Newton Emerson: Leo Varadkar continues to show a tin ear to the North

Taoiseach’s use of the threat of Border violence post-Brexit is not beyond reproach

Has it been necessary for the Taoiseach to leave huge swathes of the unionist population convinced Dublin is on manoeuvres for Irish unity? Photograph: Paul Faith/PA

Has it been necessary for the Taoiseach to leave huge swathes of the unionist population convinced Dublin is on manoeuvres for Irish unity? Photograph: Paul Faith/PA

 

To Sammy Wilson, the DUP’s Brexit spokesman, the Taoiseach has become “vile Varadkar”.

Wilson hit out after the Taoiseach presented a copy of this newspaper to EU leaders in Brussels last Thursday, with a front page story on the 1972 IRA bombing of Newry’s customs post, in which nine people died.

Varadkar was citing Troubles violence out of context, Wilson raged, fitting a pattern of “threats, deception and rhetoric” from the Taoiseach in Brexit negotiations.

The DUP cannot be allowed to set standards of reasonable behaviour for the Irish Government, otherwise it would never meet them. But one of the dangers of Brexit chaos in London is that Dublin’s standards appear above reproach. That is not always the case and last week’s performance was certainly one such incident.

Nationalist and Alliance politicians responded to Wilson’s remarks by saying Varadkar had used The Irish Times as a warning rather than a threat. However, the word the Taoiseach himself used was “prop” – he said the front page was “a useful prop to demonstrate” his argument.

This gauche phrase showed a typical tin ear to northern sensitivities. It is not that Varadkar lacks the best of intentions. It is just that he appears to view the possibility of violence as another piece in Brexit’s logical puzzle, without an instinct for how delicately that piece should be played.

The Irish Government has a responsibility not to be complacent or to surrender a negotiating advantage. Unlike a sea border there is a real risk of violence at a hard border, which makes it trite to throw the “de-dramatisation” cliche back at Varadkar, tempting though that might be. But the Taoiseach could deconstruct the possibility of violence. He could be clear, for example, that Brexit may affect the Belfast Agreement but does not breach it, and that nobody envisages new passport controls, road closures or routine queues for motorists under any circumstances – all widespread public concerns from both a practical and security perspective.

Worst-case scenario

The worst-case scenario for a hard Brexit set out by Ireland’s Revenue Commissioners – before Varadkar ordered them to stop planning for it – was of a dozen official crossings with Customs posts set 10 to 20 miles back, plus cameras and Customs officers with mobile equipment to enforce the remaining 200 crossings. A small percentage of commercial vehicles would be stopped, a smaller percentage again physically inspected and no other traffic would be delayed or disrupted.

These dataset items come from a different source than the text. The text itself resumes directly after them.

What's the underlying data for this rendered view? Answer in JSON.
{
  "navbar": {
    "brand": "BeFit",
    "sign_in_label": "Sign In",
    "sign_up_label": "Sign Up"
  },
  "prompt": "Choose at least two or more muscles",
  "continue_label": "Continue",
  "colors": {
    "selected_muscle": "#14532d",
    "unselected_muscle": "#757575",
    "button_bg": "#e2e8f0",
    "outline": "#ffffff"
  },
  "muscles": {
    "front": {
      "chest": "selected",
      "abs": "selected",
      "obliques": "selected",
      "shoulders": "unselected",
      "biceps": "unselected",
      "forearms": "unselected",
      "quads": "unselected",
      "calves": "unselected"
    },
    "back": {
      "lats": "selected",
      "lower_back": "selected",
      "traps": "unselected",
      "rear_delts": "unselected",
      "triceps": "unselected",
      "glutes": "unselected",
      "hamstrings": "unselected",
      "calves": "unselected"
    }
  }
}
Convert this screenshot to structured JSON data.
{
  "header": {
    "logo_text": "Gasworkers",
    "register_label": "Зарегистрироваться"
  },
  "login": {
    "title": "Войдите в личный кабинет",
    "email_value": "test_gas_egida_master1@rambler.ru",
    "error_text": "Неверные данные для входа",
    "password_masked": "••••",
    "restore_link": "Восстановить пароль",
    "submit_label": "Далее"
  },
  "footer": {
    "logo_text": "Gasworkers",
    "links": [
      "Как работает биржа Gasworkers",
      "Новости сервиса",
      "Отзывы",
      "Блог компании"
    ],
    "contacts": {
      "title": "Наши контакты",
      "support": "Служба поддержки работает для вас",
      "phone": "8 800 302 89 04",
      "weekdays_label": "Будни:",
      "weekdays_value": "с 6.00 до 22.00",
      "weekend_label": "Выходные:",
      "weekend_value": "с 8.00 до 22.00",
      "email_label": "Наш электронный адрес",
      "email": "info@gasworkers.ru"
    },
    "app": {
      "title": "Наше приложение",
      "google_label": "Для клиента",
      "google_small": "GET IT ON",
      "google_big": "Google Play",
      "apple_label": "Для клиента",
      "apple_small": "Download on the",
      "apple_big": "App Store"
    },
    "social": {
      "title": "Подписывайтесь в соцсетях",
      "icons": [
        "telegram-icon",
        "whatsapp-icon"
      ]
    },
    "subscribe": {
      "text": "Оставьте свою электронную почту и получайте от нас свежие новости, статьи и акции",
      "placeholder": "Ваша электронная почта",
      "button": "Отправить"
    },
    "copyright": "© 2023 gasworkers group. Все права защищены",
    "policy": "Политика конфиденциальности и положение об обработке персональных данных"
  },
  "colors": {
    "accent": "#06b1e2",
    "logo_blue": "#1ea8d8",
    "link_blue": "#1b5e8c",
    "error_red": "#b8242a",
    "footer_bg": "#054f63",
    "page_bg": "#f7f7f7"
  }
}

The EU is quite likely to compromise on the backstop when push comes to shove

The Taoiseach has been well within his rights to rule this unacceptable, to refuse to hand London a negotiating advantage by planning for it, and to warn that even such limited infrastructure would create a bonanza of terrorist targets, putting Customs officers and commercial drivers in mortal danger.

The very strength of that warning could have facilitated reassurance on wider public concerns without weakening the Irish Government’s position. Instead, Dublin has presented a binary “backstop or disaster” picture in which the fears of people along the Border have too often functioned as another useful prop.

Customs union

Obviously, Varadkar will be acclaimed if this works and delivers a fully open border, or better yet keeps the whole UK effectively inside the customs union and single market.

The price of that success has clearly been calculated as short-term damage to North-South and east-west relations, as well as jangled nerves and heightened tensions within Northern Ireland. This is a normal aspect of political negotiations, including in Northern Ireland, where every Stormont crisis involves years of divisive argument followed by sudden professions of peace and partnership.

Is all the short-term damage this time proportionate, however, and is Varadkar the person to gloss over it afterwards? Has it been necessary for him to leave huge swatches of the unionist population convinced Dublin is on manoeuvres for Irish unity? How will that tin ear serve the Taoiseach once he needs to work with the Conservatives, the DUP and Sinn Féin to put Stormont and Anglo-Irish relations back together again?

And what if the hardball approach is not a complete success?

Everyone knows the Tories will throw the DUP under a bus when the time for compromise arrives. Varadkar has persuaded the Irish people Brussels will never do the same to them because they are EU members and the EU is defending Ireland to protect the fundamental integrity of its rules-based order.

However, the EU views the backstop as a breach of its rules and a concession to Ireland, so it is quite likely to compromise on this when push comes to shove.

The message of the Irish Government’s Brexit strategy is that all its demands will and must be met, because any inland customs infrastructure anywhere on the island of Ireland would be such a self-evident provocation and breach of the Belfast Agreement that violence would be inevitable.

Perhaps that will be enough to ensure no camera ever graces a pole on any route across the Border. But what a risk to run.